The claim 'jti' should be validated to identify a specific token, in example to assert that the token is only used once.
I would not include this. It's usually OK to use your access token many times while it's still valid.
Some tokens are supposed to be used only once (ID token, DPoP proofs) but this is not the case for all tokens (such as access tokens).
The claim 'jti' should be validated to identify a specific token, in example to assert that the token is only used once.
This is a separate test and problem to solve. Let this requirement only focus on the time window.
I would like the second part / example as it is:
For JWTs the claims 'iat', 'nbf' and 'exp' should be verified for time based validation.
But I did not find any solution for first part that I'm happy with. For a starter:
Verify that the token and it's content are accepted only if the verification time is within this validity time span in the token if such a validity time span is present in the token data.
This is a separate test and problem to solve.

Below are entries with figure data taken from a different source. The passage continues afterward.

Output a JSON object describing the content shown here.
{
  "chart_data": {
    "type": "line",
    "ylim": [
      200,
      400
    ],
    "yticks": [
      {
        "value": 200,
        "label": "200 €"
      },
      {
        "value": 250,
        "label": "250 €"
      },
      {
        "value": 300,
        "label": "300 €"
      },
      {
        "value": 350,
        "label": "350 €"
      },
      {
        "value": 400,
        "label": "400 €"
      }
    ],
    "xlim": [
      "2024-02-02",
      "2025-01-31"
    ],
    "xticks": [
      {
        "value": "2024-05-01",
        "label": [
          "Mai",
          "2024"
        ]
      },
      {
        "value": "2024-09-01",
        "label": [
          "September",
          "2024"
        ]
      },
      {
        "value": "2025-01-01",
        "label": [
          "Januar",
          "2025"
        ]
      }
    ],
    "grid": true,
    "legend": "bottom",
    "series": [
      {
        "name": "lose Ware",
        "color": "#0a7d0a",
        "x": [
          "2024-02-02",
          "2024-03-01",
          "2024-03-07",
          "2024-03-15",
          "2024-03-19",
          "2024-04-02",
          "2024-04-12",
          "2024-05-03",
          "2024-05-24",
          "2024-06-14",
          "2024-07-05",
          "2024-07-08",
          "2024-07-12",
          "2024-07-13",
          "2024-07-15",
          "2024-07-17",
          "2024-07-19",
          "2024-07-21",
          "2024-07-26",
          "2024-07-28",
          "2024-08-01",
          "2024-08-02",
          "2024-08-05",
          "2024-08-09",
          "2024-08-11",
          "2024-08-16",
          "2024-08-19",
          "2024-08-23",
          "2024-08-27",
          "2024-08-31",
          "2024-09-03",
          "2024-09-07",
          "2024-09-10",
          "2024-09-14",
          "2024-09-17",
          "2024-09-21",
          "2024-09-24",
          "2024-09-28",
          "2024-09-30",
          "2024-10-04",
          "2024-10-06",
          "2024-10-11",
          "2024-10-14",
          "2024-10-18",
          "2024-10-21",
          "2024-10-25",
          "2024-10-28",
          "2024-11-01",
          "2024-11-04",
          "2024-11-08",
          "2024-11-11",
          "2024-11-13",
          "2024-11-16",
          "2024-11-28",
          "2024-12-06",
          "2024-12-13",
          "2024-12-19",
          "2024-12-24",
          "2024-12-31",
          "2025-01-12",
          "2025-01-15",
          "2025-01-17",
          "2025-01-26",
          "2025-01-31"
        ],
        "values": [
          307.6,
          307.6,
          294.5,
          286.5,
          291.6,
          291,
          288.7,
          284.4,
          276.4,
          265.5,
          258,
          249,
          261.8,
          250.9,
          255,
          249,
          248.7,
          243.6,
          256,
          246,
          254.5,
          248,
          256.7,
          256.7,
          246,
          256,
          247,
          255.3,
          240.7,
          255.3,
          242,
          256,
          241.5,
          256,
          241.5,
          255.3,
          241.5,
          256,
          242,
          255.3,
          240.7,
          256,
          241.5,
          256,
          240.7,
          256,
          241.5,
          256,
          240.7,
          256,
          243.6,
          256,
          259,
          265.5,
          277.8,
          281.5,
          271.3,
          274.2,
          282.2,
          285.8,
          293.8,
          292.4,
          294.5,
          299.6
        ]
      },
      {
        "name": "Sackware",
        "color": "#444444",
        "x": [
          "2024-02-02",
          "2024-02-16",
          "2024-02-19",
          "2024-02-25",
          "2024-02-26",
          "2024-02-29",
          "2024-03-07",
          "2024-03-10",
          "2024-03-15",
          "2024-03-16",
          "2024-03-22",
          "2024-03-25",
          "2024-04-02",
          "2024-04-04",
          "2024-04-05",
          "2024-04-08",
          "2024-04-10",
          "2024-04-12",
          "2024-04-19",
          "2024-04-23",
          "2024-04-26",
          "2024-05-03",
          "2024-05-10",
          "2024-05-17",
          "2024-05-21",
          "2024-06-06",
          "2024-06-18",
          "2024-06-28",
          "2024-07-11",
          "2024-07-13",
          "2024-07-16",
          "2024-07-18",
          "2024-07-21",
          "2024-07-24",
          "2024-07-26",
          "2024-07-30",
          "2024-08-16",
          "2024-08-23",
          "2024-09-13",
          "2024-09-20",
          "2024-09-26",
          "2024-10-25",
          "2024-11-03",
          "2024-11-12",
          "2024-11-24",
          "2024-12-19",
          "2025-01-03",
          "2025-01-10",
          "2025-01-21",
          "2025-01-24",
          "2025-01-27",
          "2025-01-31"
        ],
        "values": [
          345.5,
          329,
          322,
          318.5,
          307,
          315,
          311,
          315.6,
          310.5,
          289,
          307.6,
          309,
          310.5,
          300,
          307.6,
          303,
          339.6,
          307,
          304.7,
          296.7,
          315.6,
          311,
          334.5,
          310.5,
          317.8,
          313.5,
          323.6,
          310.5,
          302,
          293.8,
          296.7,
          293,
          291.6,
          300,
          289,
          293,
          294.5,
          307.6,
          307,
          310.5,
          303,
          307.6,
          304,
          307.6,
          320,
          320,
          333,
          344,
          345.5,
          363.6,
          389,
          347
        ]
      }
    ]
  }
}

Let this requirement only focus on the time window.
I agree, good to split this.
But I did not find any solution for first part that I'm happy with.
Is this better?
Verify that, if validity time span is present in the token data, the token and it's content are accepted only if the verification time is within this validity time span. For JWTs the claims 'iat', 'nbf' and 'exp' should be verified.
Some changes, including removed 'iat' claim, as it is not meant for time-window validation by JWT own spec. It can be used if the application logic works that way and the requirement is still valid for "validity must be checked" and for example, for JWT those claims must (I changed should to must) be used:
Verify that, if a validity time span is present in the token data, the token and it's content are accepted only if the verification time is within this validity time span. For example, for JWTs the claims 'nbf' and 'exp' must be verified.